Le cancer trop complexe pour être attribué à un aliment ?
Sur le fond, le NAMI souligne que "la science a montré que le cancer est une maladie complexe qui n'est pas provoquée par de simples aliments". Un argument repris quasiment à l'identique par les industriels européens. "Il est inapproprié d'attribuer n'importe quel facteur unique à un risque accru de cancer. C'est un sujet très complexe qui peut dépendre d'une combinaison de bien d'autres facteurs comme l'âge, la génétique, le régime alimentaire, l'environnement et le style de vie", détaille dans un communiqué le Centre de liaison des industries transformatrices de viande de l'UE.
Des bénéfices nutritionnels ?
Autre argument repris à l'unisson: l'intérêt nutritionnel de la viande. Au Brésil, second producteur mondial de boeuf, les industriels exportateurs insistent sur "les bénéfices nutritionnels pour la santé humaine qu'apporte la consommation de viande rouge et d'autres protéines".
Pas la viande cancérigène, mais sa cuisson ?
Même si "la consommation excessive de viande n'est certainement pas à promouvoir", il est possible de "se faire plaisir et avoir un équilibre nutritionnel" dans des repas combinant viande et légumes, fait écho Xavier Beulin, président de la FNSEA, premier syndicat agricole français. "La viande en elle-même ne pose aucune difficulté. Le problème vient des produits carnés dans lesquels on ajoute des additifs comme les nitrates et les nitrites" qui peuvent devenir cancérigènes à la cuisson, affirme l'Institut national de la viande d'Uruguay, qui souligne aussi le manque de fibres à l'effet protecteur dans l'alimentation moderne.

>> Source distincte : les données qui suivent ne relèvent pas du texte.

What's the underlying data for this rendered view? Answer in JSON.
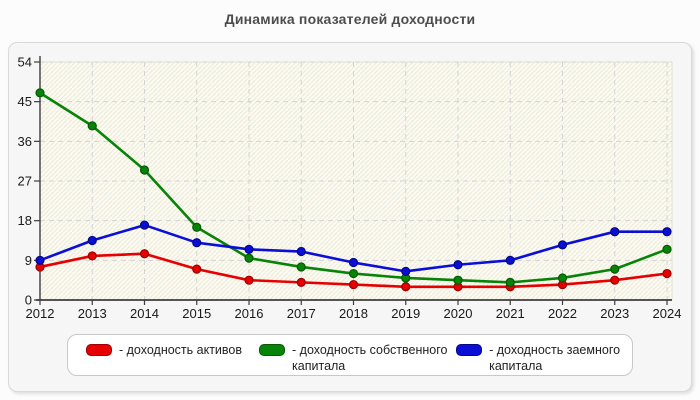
{
  "page": {
    "title": "Динамика показателей доходности"
  },
  "chart_data": {
    "type": "line",
    "title": "Динамика показателей доходности",
    "x": [
      2012,
      2013,
      2014,
      2015,
      2016,
      2017,
      2018,
      2019,
      2020,
      2021,
      2022,
      2023,
      2024
    ],
    "xlabel": "",
    "ylabel": "",
    "ylim": [
      0,
      54
    ],
    "y_ticks": [
      0,
      9,
      18,
      27,
      36,
      45,
      54
    ],
    "grid": true,
    "legend_position": "bottom",
    "series": [
      {
        "name": "доходность активов",
        "color": "#e60000",
        "marker_border": "#9e0000",
        "values": [
          7.5,
          10,
          10.5,
          7,
          4.5,
          4,
          3.5,
          3,
          3,
          3,
          3.5,
          4.5,
          6
        ]
      },
      {
        "name": "доходность собственного капитала",
        "color": "#078407",
        "marker_border": "#045a04",
        "values": [
          47,
          39.5,
          29.5,
          16.5,
          9.5,
          7.5,
          6,
          5,
          4.5,
          4,
          5,
          7,
          11.5
        ]
      },
      {
        "name": "доходность заемного капитала",
        "color": "#0b0fd6",
        "marker_border": "#05087e",
        "values": [
          9,
          13.5,
          17,
          13,
          11.5,
          11,
          8.5,
          6.5,
          8,
          9,
          12.5,
          15.5,
          15.5
        ]
      }
    ]
  },
  "legend": {
    "entries": [
      {
        "label": "- доходность активов",
        "color": "#e60000",
        "border": "#9e0000"
      },
      {
        "label": "- доходность собственного капитала",
        "color": "#078407",
        "border": "#045a04"
      },
      {
        "label": "- доходность заемного капитала",
        "color": "#0b0fd6",
        "border": "#05087e"
      }
    ]
  },
  "colors": {
    "plot_bg": "#fbfaf1",
    "hatch": "#edeadb",
    "gridline": "#d4d4d4",
    "axis": "#3d3d3d",
    "tick_label": "#1a1a1a",
    "panel_bg": "#f6f6f6",
    "legend_bg": "#ffffff"
  }
}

Une question de quantités ?
En France, premier producteur européen de viande bovine, l'interprofession Interbev et la fédération des charcutiers insistent sur le problème des quantités. Selon l'étude, le risque de cancer colorectal pourrait augmenter de 17% pour chaque portion de 100 grammes de viande consommée par jour, et de 18% pour chaque portion de 50 grammes de charcuterie. Or, la consommation moyenne en France est de 52,5 grammes/jour/habitant, et de 35 grammes pour la charcuterie.

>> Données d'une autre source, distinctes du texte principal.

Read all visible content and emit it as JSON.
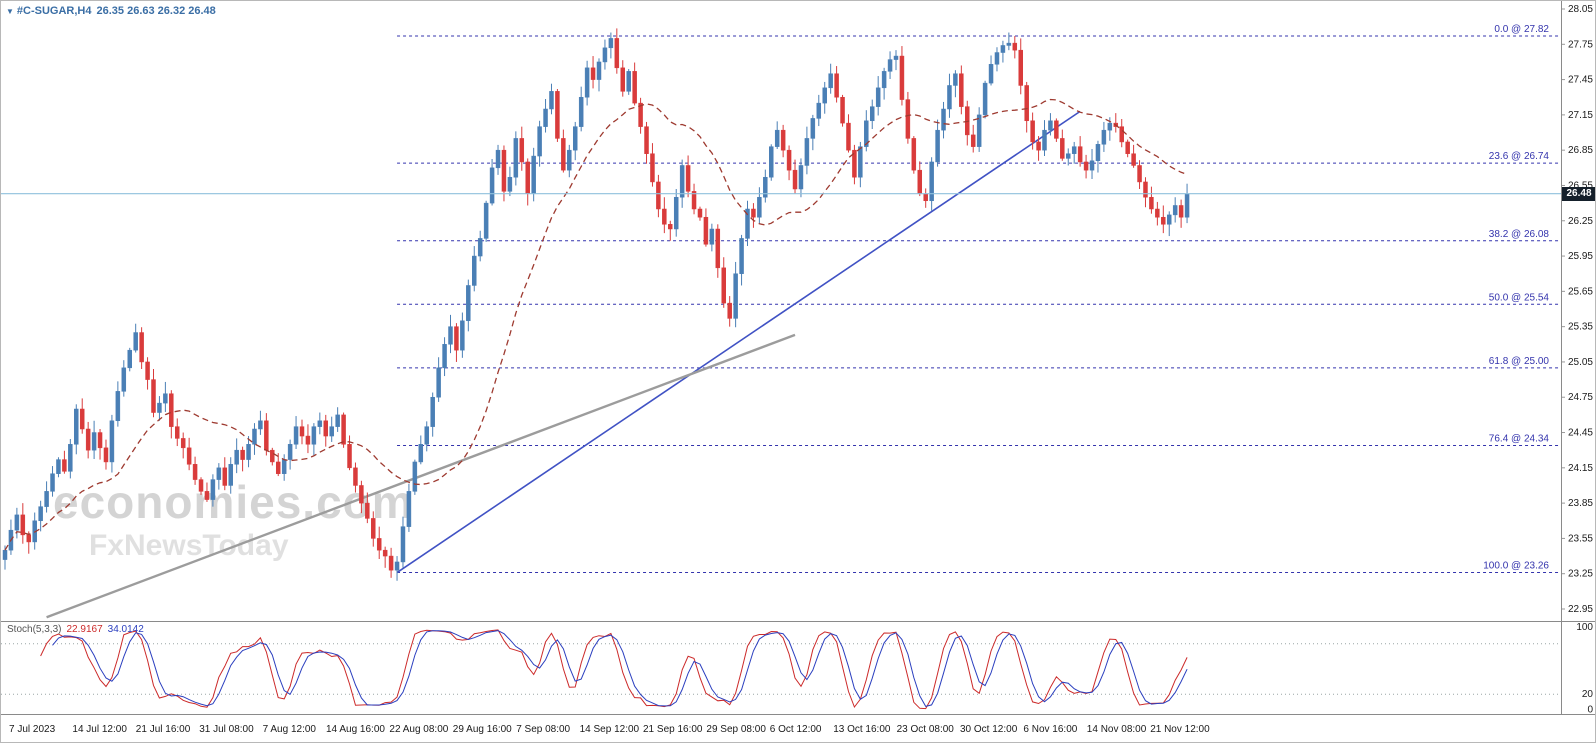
{
  "header": {
    "symbol": "#C-SUGAR,H4",
    "quote": "26.35 26.63 26.32 26.48"
  },
  "watermark": {
    "line1": "economies.com",
    "line2": "FxNewsToday"
  },
  "colors": {
    "up": "#4a7fb5",
    "down": "#d93b3b",
    "ma": "#9e3a30",
    "fib": "#3434ad",
    "trend_blue": "#4052c4",
    "trend_gray": "#9c9c9c",
    "price_line": "#8fc1dd",
    "badge_bg": "#15202b",
    "axis_text": "#1a1a1a",
    "separator": "#8a8a8a",
    "stoch_main": "#cc2a2a",
    "stoch_signal": "#2b3fbf",
    "stoch_level": "#9aa6a6"
  },
  "chart_data": {
    "type": "candlestick",
    "symbol": "#C-SUGAR",
    "timeframe": "H4",
    "quote": {
      "open": "26.35",
      "high": "26.63",
      "low": "26.32",
      "close": "26.48"
    },
    "current_price": "26.48",
    "y_axis": {
      "min": 22.95,
      "max": 28.05,
      "tick_step": 0.3,
      "ticks": [
        "28.05",
        "27.75",
        "27.45",
        "27.15",
        "26.85",
        "26.55",
        "26.25",
        "25.95",
        "25.65",
        "25.35",
        "25.05",
        "24.75",
        "24.45",
        "24.15",
        "23.85",
        "23.55",
        "23.25",
        "22.95"
      ]
    },
    "x_ticks": [
      "7 Jul 2023",
      "14 Jul 12:00",
      "21 Jul 16:00",
      "31 Jul 08:00",
      "7 Aug 12:00",
      "14 Aug 16:00",
      "22 Aug 08:00",
      "29 Aug 16:00",
      "7 Sep 08:00",
      "14 Sep 12:00",
      "21 Sep 16:00",
      "29 Sep 08:00",
      "6 Oct 12:00",
      "13 Oct 16:00",
      "23 Oct 08:00",
      "30 Oct 12:00",
      "6 Nov 16:00",
      "14 Nov 08:00",
      "21 Nov 12:00"
    ],
    "closes": [
      23.45,
      23.62,
      23.75,
      23.58,
      23.52,
      23.7,
      23.82,
      23.95,
      24.1,
      24.22,
      24.12,
      24.35,
      24.65,
      24.48,
      24.3,
      24.45,
      24.32,
      24.2,
      24.55,
      24.8,
      25.0,
      25.15,
      25.3,
      25.05,
      24.9,
      24.62,
      24.7,
      24.78,
      24.5,
      24.4,
      24.32,
      24.18,
      24.05,
      23.95,
      23.88,
      24.05,
      24.15,
      24.0,
      24.18,
      24.3,
      24.22,
      24.35,
      24.48,
      24.55,
      24.3,
      24.2,
      24.1,
      24.22,
      24.35,
      24.5,
      24.42,
      24.35,
      24.5,
      24.55,
      24.42,
      24.5,
      24.6,
      24.35,
      24.15,
      24.0,
      23.85,
      23.72,
      23.55,
      23.45,
      23.4,
      23.28,
      23.35,
      23.65,
      23.95,
      24.2,
      24.35,
      24.5,
      24.75,
      25.0,
      25.2,
      25.35,
      25.15,
      25.4,
      25.7,
      25.95,
      26.1,
      26.4,
      26.7,
      26.85,
      26.5,
      26.62,
      26.95,
      26.75,
      26.48,
      26.8,
      27.05,
      27.2,
      27.35,
      26.95,
      26.68,
      26.85,
      27.05,
      27.3,
      27.55,
      27.45,
      27.6,
      27.72,
      27.8,
      27.55,
      27.35,
      27.52,
      27.25,
      27.05,
      26.82,
      26.58,
      26.35,
      26.22,
      26.18,
      26.45,
      26.72,
      26.5,
      26.35,
      26.28,
      26.05,
      26.18,
      25.85,
      25.55,
      25.42,
      25.8,
      26.1,
      26.35,
      26.28,
      26.45,
      26.62,
      26.88,
      27.02,
      26.85,
      26.68,
      26.52,
      26.72,
      26.95,
      27.12,
      27.25,
      27.38,
      27.5,
      27.3,
      27.08,
      26.85,
      26.62,
      26.88,
      27.1,
      27.22,
      27.38,
      27.52,
      27.62,
      27.65,
      27.28,
      26.95,
      26.68,
      26.48,
      26.42,
      26.75,
      27.02,
      27.2,
      27.4,
      27.5,
      27.22,
      26.98,
      26.88,
      27.15,
      27.42,
      27.58,
      27.68,
      27.74,
      27.76,
      27.7,
      27.4,
      27.1,
      26.92,
      26.85,
      27.02,
      27.1,
      26.95,
      26.78,
      26.82,
      26.88,
      26.75,
      26.68,
      26.76,
      26.9,
      27.02,
      27.08,
      27.05,
      26.92,
      26.82,
      26.72,
      26.58,
      26.45,
      26.35,
      26.28,
      26.22,
      26.3,
      26.38,
      26.28,
      26.48
    ],
    "wick_amp": 0.1,
    "wick_pattern": [
      0.4,
      0.9,
      0.6,
      1.0,
      0.3,
      0.7,
      0.5,
      0.85,
      0.65,
      0.2,
      0.75,
      0.45
    ],
    "ma": {
      "period": 20,
      "style": "dashed"
    },
    "fibonacci": {
      "start_bar": 66,
      "end_bar": 102,
      "levels": [
        {
          "label": "0.0 @ 27.82",
          "price": 27.82
        },
        {
          "label": "23.6 @ 26.74",
          "price": 26.74
        },
        {
          "label": "38.2 @ 26.08",
          "price": 26.08
        },
        {
          "label": "50.0 @ 25.54",
          "price": 25.54
        },
        {
          "label": "61.8 @ 25.00",
          "price": 25.0
        },
        {
          "label": "76.4 @ 24.34",
          "price": 24.34
        },
        {
          "label": "100.0 @ 23.26",
          "price": 23.26
        }
      ]
    },
    "trendlines": [
      {
        "name": "uptrend-support-line",
        "color_key": "trend_blue",
        "width": 1.6,
        "from": {
          "bar": 66,
          "price": 23.26
        },
        "to": {
          "bar": 181,
          "price": 27.18
        }
      },
      {
        "name": "long-term-gray-line",
        "color_key": "trend_gray",
        "width": 2.4,
        "from": {
          "bar": 7,
          "price": 22.88
        },
        "to": {
          "bar": 133,
          "price": 25.28
        }
      }
    ],
    "stochastic": {
      "label": "Stoch(5,3,3)",
      "value_main": "22.9167",
      "value_signal": "34.0142",
      "k_period": 5,
      "slowing": 3,
      "d_period": 3,
      "level_lines": [
        20,
        80
      ],
      "range_labels": [
        {
          "text": "100",
          "value": 100
        },
        {
          "text": "20",
          "value": 20
        },
        {
          "text": "0",
          "value": 0
        }
      ]
    }
  }
}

"Grotesque" de comparer saucisses et cigarettes
"Non, on ne devrait pas faire de comparaison avec les cigarettes", a déclaré à la radio publique le ministre australien de l'Agriculture, Barnaby Joyce. "Comparer saucisses et cigarettes, tout cela est bien sûr grotesque." "Il ne faut pas trop s'enflammer et se dire que l'on va mourir d'un cancer du côlon si on mange une saucisse parce que ce n'est pas le cas." "Il n'y a aucune raison de croire que manger du boeuf et de l'agneau dans le cadre d'un régime sain et équilibré par portion de 100 à 200 grammes trois à quatre fois par semaine (...) augmentera le risque de cancer", indique Meat and Livestock Australia, association professionnelle de la filière bovine dans un communiqué pour la promotion de la viande rouge. Les Australiens figurent parmi les plus gros consommateurs de viande au monde… et l'Australie a aussi le 8ème plus haut taux de cancer du côlon au monde, selon le World Cancer Research Fund.
Les Européens mangent de moins en moins de viande, contrairement aux pays émergeants
"Les éleveurs (français, ndlr) doivent se demander si tout ça est bien sérieux, alors qu'ils connaissent les plus grandes difficultés", malgré la production de "races à très haute valeur ajoutée", regrette M. Beulin. Les pays industrialisés ont vu leur consommation de viande reculer ces dernières années, sous l'effet de la crise économique mais aussi de critiques sur l'impact de la viande sur la santé et l'environnement. En revanche, la consommation mondiale a nettement augmenté grâce aux pays émergents, Brésil et Chine en tête. La consommation a bondi de 15% entre 2008 et 2014 en Chine, tandis qu'elle reculait dans les mêmes proportions dans l'Union européenne, selon l'établissement public FranceAgriMer.